Quality? im being dumb? doesnt work like that?
Nordrhein-Westfalen, Germany
Joined: October 22, 2008
KitMaker: 1,280 posts
RailRoad Modeling: 8 posts
Posted: Tuesday, November 01, 2016 - 09:42 PM UTC
No you are not. Macro lenses of DSLx style cameras are used for stuff like "picture of a housefly" or similar stuff. Specialist lenses that are not needed for model fotografie. The classic "kit" lense like the 18-55 is normally "good enough" for model pictures since you are using rather large f-stops (f/8-f/16 depending on sensor and lens quality) for maximum depth of field anyway. And the minimum distance of some zooms is not that much bigger anyway. I.e my Tamron 24-70 is "38cm" and a Tamron 90/f2.8 (a full featured macro lense) is "30cm".

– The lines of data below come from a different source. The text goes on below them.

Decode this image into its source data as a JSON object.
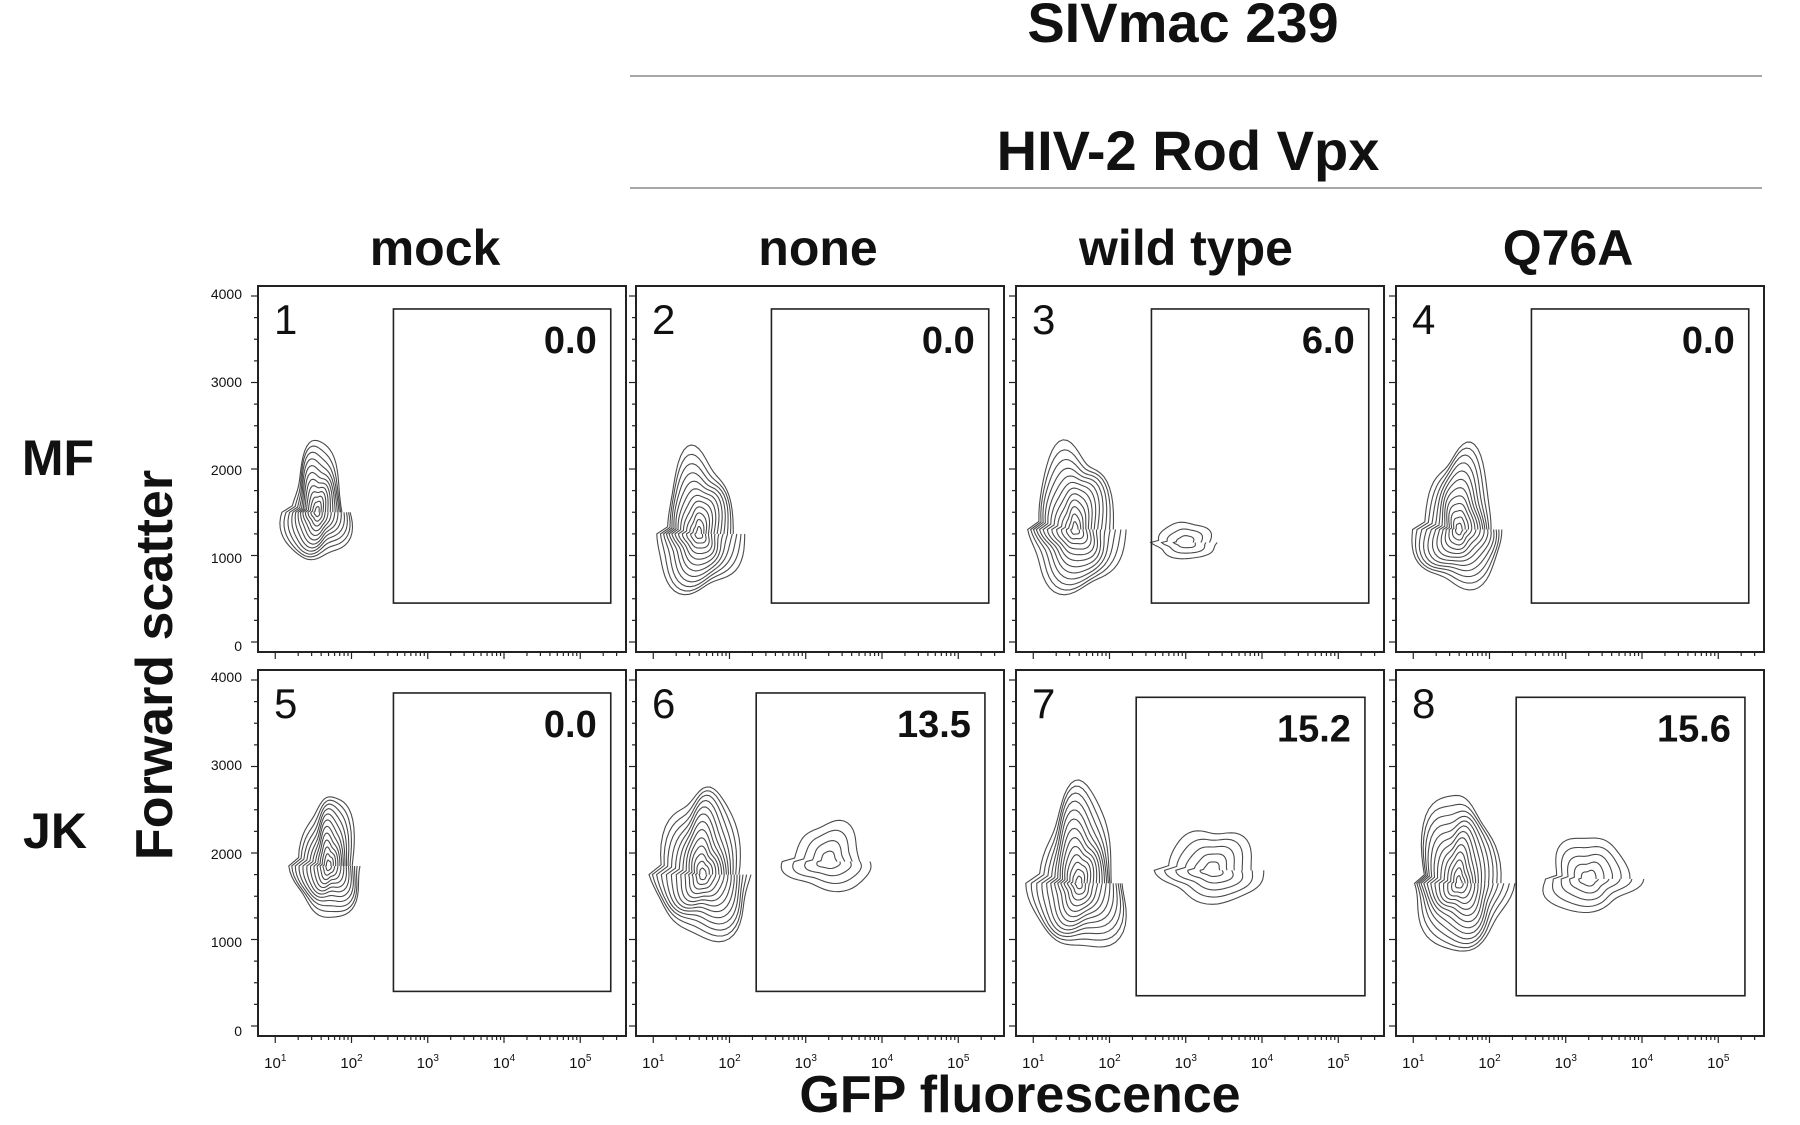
{
  "headers": {
    "top": "SIVmac 239",
    "sub": "HIV-2 Rod Vpx"
  },
  "column_titles": [
    "mock",
    "none",
    "wild type",
    "Q76A"
  ],
  "row_labels": [
    "MF",
    "JK"
  ],
  "x_axis_label": "GFP fluorescence",
  "y_axis_label": "Forward scatter",
  "y_ticks": [
    "0",
    "1000",
    "2000",
    "3000",
    "4000"
  ],
  "x_ticks": [
    {
      "base": "10",
      "exp": "1"
    },
    {
      "base": "10",
      "exp": "2"
    },
    {
      "base": "10",
      "exp": "3"
    },
    {
      "base": "10",
      "exp": "4"
    },
    {
      "base": "10",
      "exp": "5"
    }
  ],
  "colors": {
    "contour": "#4a4a4a",
    "frame": "#222222",
    "background": "#ffffff"
  },
  "chart_data": {
    "type": "contour",
    "xscale": "log",
    "xlim_log10": [
      0.8,
      5.6
    ],
    "ylim": [
      0,
      4000
    ],
    "grid": false,
    "panels": [
      {
        "number": "1",
        "row": "MF",
        "column": "mock",
        "gfp_positive_percent": "0.0",
        "gate": {
          "gfp_min_log10": 2.55,
          "gfp_max_log10": 5.4,
          "fsc_min": 450,
          "fsc_max": 3850
        },
        "populations": [
          {
            "log_gfp_center": 1.55,
            "fsc_center": 1500,
            "log_gfp_spread": 0.45,
            "fsc_spread": 1250,
            "levels": 12
          }
        ]
      },
      {
        "number": "2",
        "row": "MF",
        "column": "none",
        "gfp_positive_percent": "0.0",
        "gate": {
          "gfp_min_log10": 2.55,
          "gfp_max_log10": 5.4,
          "fsc_min": 450,
          "fsc_max": 3850
        },
        "populations": [
          {
            "log_gfp_center": 1.6,
            "fsc_center": 1250,
            "log_gfp_spread": 0.6,
            "fsc_spread": 1450,
            "levels": 12
          }
        ]
      },
      {
        "number": "3",
        "row": "MF",
        "column": "wild type",
        "gfp_positive_percent": "6.0",
        "gate": {
          "gfp_min_log10": 2.55,
          "gfp_max_log10": 5.4,
          "fsc_min": 450,
          "fsc_max": 3850
        },
        "populations": [
          {
            "log_gfp_center": 1.55,
            "fsc_center": 1300,
            "log_gfp_spread": 0.65,
            "fsc_spread": 1550,
            "levels": 12
          },
          {
            "log_gfp_center": 3.0,
            "fsc_center": 1150,
            "log_gfp_spread": 0.45,
            "fsc_spread": 380,
            "levels": 3
          }
        ]
      },
      {
        "number": "4",
        "row": "MF",
        "column": "Q76A",
        "gfp_positive_percent": "0.0",
        "gate": {
          "gfp_min_log10": 2.55,
          "gfp_max_log10": 5.4,
          "fsc_min": 450,
          "fsc_max": 3850
        },
        "populations": [
          {
            "log_gfp_center": 1.6,
            "fsc_center": 1300,
            "log_gfp_spread": 0.6,
            "fsc_spread": 1450,
            "levels": 12
          }
        ]
      },
      {
        "number": "5",
        "row": "JK",
        "column": "mock",
        "gfp_positive_percent": "0.0",
        "gate": {
          "gfp_min_log10": 2.55,
          "gfp_max_log10": 5.4,
          "fsc_min": 400,
          "fsc_max": 3850
        },
        "populations": [
          {
            "log_gfp_center": 1.7,
            "fsc_center": 1850,
            "log_gfp_spread": 0.45,
            "fsc_spread": 1350,
            "levels": 12
          }
        ]
      },
      {
        "number": "6",
        "row": "JK",
        "column": "none",
        "gfp_positive_percent": "13.5",
        "gate": {
          "gfp_min_log10": 2.35,
          "gfp_max_log10": 5.35,
          "fsc_min": 400,
          "fsc_max": 3850
        },
        "populations": [
          {
            "log_gfp_center": 1.65,
            "fsc_center": 1750,
            "log_gfp_spread": 0.65,
            "fsc_spread": 1650,
            "levels": 13
          },
          {
            "log_gfp_center": 3.3,
            "fsc_center": 1900,
            "log_gfp_spread": 0.6,
            "fsc_spread": 700,
            "levels": 4
          }
        ]
      },
      {
        "number": "7",
        "row": "JK",
        "column": "wild type",
        "gfp_positive_percent": "15.2",
        "gate": {
          "gfp_min_log10": 2.35,
          "gfp_max_log10": 5.35,
          "fsc_min": 350,
          "fsc_max": 3800
        },
        "populations": [
          {
            "log_gfp_center": 1.6,
            "fsc_center": 1650,
            "log_gfp_spread": 0.65,
            "fsc_spread": 1700,
            "levels": 13
          },
          {
            "log_gfp_center": 3.35,
            "fsc_center": 1800,
            "log_gfp_spread": 0.7,
            "fsc_spread": 800,
            "levels": 5
          }
        ]
      },
      {
        "number": "8",
        "row": "JK",
        "column": "Q76A",
        "gfp_positive_percent": "15.6",
        "gate": {
          "gfp_min_log10": 2.35,
          "gfp_max_log10": 5.35,
          "fsc_min": 350,
          "fsc_max": 3800
        },
        "populations": [
          {
            "log_gfp_center": 1.6,
            "fsc_center": 1650,
            "log_gfp_spread": 0.65,
            "fsc_spread": 1700,
            "levels": 13
          },
          {
            "log_gfp_center": 3.3,
            "fsc_center": 1700,
            "log_gfp_spread": 0.65,
            "fsc_spread": 800,
            "levels": 5
          }
        ]
      }
    ]
  }
}
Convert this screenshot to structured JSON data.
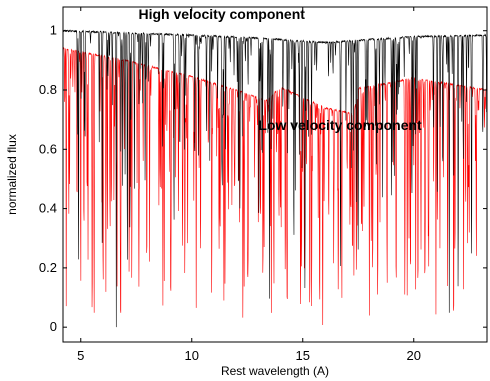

Since some macro lenses (i.e the Tamron 90/f2. are also quite nice portrait lenses some fotographers that prefer primes have them anyway and then use them.

United Kingdom
Joined: November 30, 2010
KitMaker: 126 posts
RailRoad Modeling: 0 posts
Posted: Wednesday, July 05, 2017 - 07:33 PM UTC
Because as you zoom the focal length changes.
Kentucky, United States
Joined: April 13, 2011
KitMaker: 9,465 posts
RailRoad Modeling: 86 posts
Posted: Wednesday, July 05, 2017 - 08:37 PM UTC
With the most common "normal" zoom lenses the minimum focussing distance at 18mm may not be the same as the minimum focusing distance at 55mm. So just focusing and then zooming in may actually produce an out of focus photo.

p.s. The higher the f/ number setting the more depth of field you will get in your photo. Therefore on closeups you should sacrifice shutter speed (use a slower shutter speed) to allow for a higher lens f/ number so that more of your subject will be in focus.